If I am saying anything, I am saying we should be proud of these differences, not resent them. Women have the gift of, among many things, motherhood. Something a man will never experience, no matter what he tries to do. Men have the gift of extra testosterone, the perpetual motion of the human spirit.
But remember, the wave pulls back, and wave crashes forward. And both are equally powerful motions that feed into the same fluid dynamic. No amount of conceptual analysis can get closer to an understanding of the nature the masculine and the feminine than this.
Having said all this, we are still free. Sartre has a great example of the prisoner of war. Even though he might be experiencing physical confinement, and be at the mercy of prison guards, he is nevertheless free. This is the true nature of freedom. Freedom has no conditions, and exists IN all conditions. Freedom exists wherever there is even a morsel of choice, and as long as you are functioning human being, there is always a morsel of choice.
Now, what does this mean for masculinity? Well, just exactly what it means for femininity. There are physical facts that define you as a man or woman. We really need to get over that, in an age of endemic postmodern pathologies. However, we are still free, because we still have a freedom to express these energies, these chemical dispositions, these instincts.
The Taoists say that resistance to the facts is not a form freedom. However, an acceptance of them, is. Our identities, the way in which we express our sexualities, is always OUR CHOICE. But with this choice, comes a great, in fact a hefty, responsibility. It is equivalent to the responsibility that comes with political liberty. It means that we must start to see ourselves as different kinds of human beings altogether. Not victims, not Rawlsian “pops.” We have to see ourselves as powerful, self-reliant, emotionally integral human beings.

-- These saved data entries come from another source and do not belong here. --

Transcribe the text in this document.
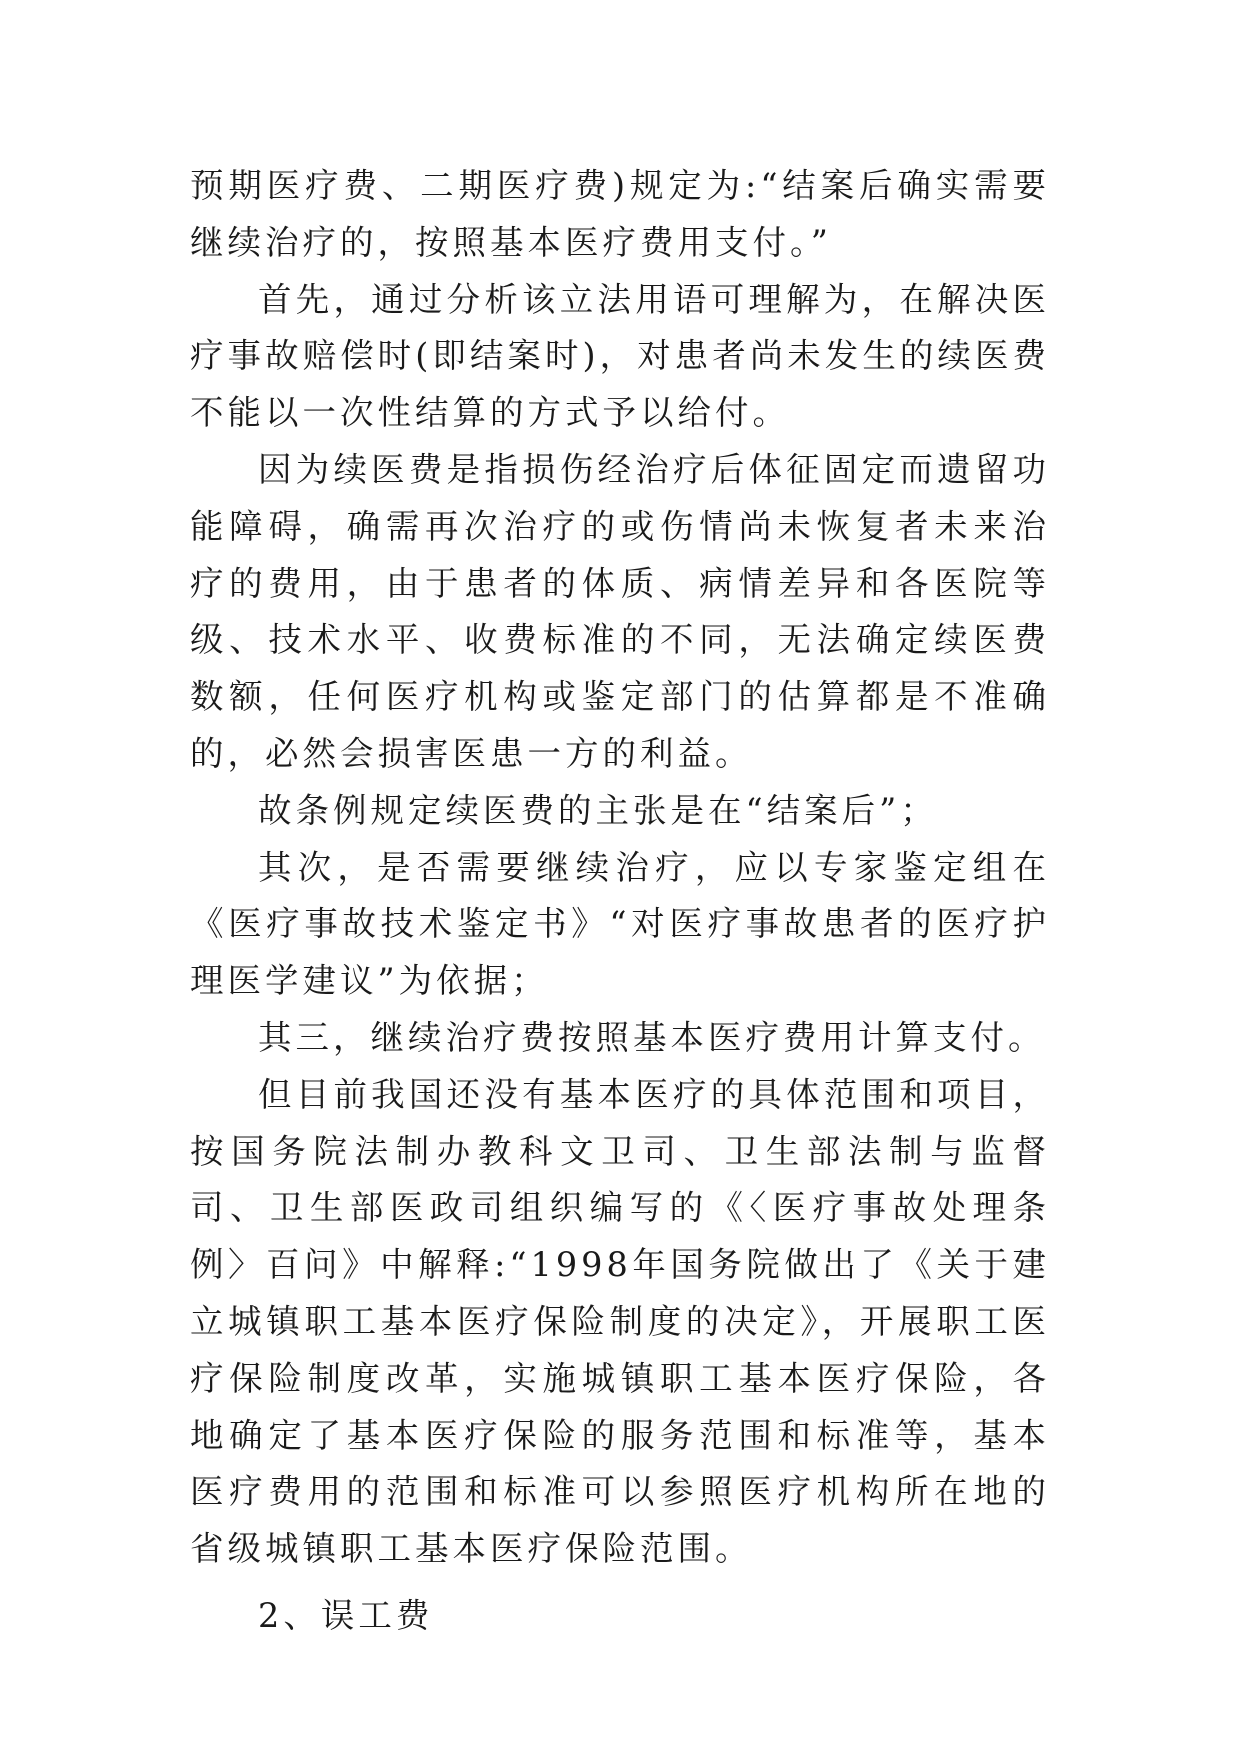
预期医疗费、二期医疗费)规定为:“结案后确实需要继续治疗的，按照基本医疗费用支付。”

首先，通过分析该立法用语可理解为，在解决医疗事故赔偿时(即结案时)，对患者尚未发生的续医费不能以一次性结算的方式予以给付。

因为续医费是指损伤经治疗后体征固定而遗留功能障碍，确需再次治疗的或伤情尚未恢复者未来治疗的费用，由于患者的体质、病情差异和各医院等级、技术水平、收费标准的不同，无法确定续医费数额，任何医疗机构或鉴定部门的估算都是不准确的，必然会损害医患一方的利益。

故条例规定续医费的主张是在“结案后”；

其次，是否需要继续治疗，应以专家鉴定组在《医疗事故技术鉴定书》“对医疗事故患者的医疗护理医学建议”为依据；

其三，继续治疗费按照基本医疗费用计算支付。

但目前我国还没有基本医疗的具体范围和项目，按国务院法制办教科文卫司、卫生部法制与监督司、卫生部医政司组织编写的《〈医疗事故处理条例〉百问》中解释:“1998年国务院做出了《关于建立城镇职工基本医疗保险制度的决定》，开展职工医疗保险制度改革，实施城镇职工基本医疗保险，各地确定了基本医疗保险的服务范围和标准等，基本医疗费用的范围和标准可以参照医疗机构所在地的省级城镇职工基本医疗保险范围。

2、误工费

For the next generation of men, this will be their reality. There will come a point in their adolescence where the support of the parent remains, but no longer remains crucial. There will be a point where their ability to nurture, love and mother THEMSELVES will be their guiding instinct for survival and success. These will be men who are brave enough, strong enough and emotionally attuned enough to truly fall in love with a woman. Rather than use her as a psychological prop or crutch.